- Traditional Chinese: 伶倫
- Simplified Chinese: 伶伦

Standard Mandarin
- Hanyu Pinyin: Líng Lùn
- IPA: [lǐŋ lwə̂n]

Yue: Cantonese
- Jyutping: ling4 leon4

= Ling Lun =

Legendary founder of music in Chinese culture

Ling Lun (伶倫 or 泠倫, Linglun) is the legendary founder of music in ancient China.

==Mythology==
In Chinese mythology, Ling Lun is said to have created bamboo flutes which made the sounds of many birds, including the mythical fenghuang. "In this way, Ling Lun invented the five notes of the ancient Chinese five-tone scale (gong, shang, jiao, zhi, and yu, which is equivalent to 1, 2, 3, 5, and 6 in numbered musical notation or do, re, mi, sol, and la in western solfeggio) and the eight sounds made by eight musical instruments. The Yellow Emperor (Huangdi) is said to have ordered the casting of bells in tune with those flutes.

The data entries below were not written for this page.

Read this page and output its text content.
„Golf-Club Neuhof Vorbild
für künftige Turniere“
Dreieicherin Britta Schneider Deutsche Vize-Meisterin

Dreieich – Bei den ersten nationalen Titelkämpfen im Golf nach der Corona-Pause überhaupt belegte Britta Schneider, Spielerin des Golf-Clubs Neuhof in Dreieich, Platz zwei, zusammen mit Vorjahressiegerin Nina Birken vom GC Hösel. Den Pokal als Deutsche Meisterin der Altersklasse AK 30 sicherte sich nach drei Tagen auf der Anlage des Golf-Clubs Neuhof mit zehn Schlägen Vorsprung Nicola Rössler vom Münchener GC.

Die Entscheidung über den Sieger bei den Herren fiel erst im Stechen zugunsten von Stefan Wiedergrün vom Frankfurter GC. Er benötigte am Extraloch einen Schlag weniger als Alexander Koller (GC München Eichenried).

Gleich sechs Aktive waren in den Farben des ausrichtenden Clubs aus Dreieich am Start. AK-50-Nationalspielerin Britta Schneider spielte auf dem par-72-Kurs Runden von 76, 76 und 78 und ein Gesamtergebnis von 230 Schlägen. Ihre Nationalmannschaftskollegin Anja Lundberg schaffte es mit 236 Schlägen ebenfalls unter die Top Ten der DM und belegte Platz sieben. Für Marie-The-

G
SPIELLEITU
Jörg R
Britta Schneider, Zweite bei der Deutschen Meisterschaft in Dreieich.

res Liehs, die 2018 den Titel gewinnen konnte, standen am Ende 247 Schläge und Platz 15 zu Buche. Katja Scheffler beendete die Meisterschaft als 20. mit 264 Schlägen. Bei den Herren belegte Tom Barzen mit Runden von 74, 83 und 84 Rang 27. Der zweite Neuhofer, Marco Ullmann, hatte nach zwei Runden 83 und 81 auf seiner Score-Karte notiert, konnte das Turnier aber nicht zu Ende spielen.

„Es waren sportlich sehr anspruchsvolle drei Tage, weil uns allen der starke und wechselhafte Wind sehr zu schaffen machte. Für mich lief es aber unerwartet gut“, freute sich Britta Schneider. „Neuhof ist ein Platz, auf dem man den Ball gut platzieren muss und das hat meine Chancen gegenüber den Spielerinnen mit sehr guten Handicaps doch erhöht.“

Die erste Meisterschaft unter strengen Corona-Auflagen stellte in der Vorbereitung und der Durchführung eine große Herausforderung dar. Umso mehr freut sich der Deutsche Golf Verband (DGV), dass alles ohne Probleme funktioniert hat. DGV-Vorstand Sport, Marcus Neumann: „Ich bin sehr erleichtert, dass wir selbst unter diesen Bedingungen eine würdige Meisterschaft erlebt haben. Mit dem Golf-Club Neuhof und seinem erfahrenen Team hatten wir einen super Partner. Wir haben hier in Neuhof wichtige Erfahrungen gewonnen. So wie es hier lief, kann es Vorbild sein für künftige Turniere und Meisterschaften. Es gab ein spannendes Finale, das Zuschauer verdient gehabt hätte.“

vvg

An alternative text, the Lushi Chunqiu (; lit. 'Annals of Master Lu'), from the third century BCE credits another culture hero, Kui—who is often confused with a one-legged mythical monster bearing the same name—with the invention of music. In one version of the story, Kui makes a drum by stretching animal skin over an earthen jar that defeats another monster. In another version, Yellow Emperor fashions a drum from the skin of a kui monster.

==Cultural legacy==

In the computer games Civilization IV and Civilization V, Ling Lun appears as a great artist. The 2020 film Bill & Ted Face the Music features Ling Lun as one of the musicians in the titular characters' band, portrayed by Sharon Gee.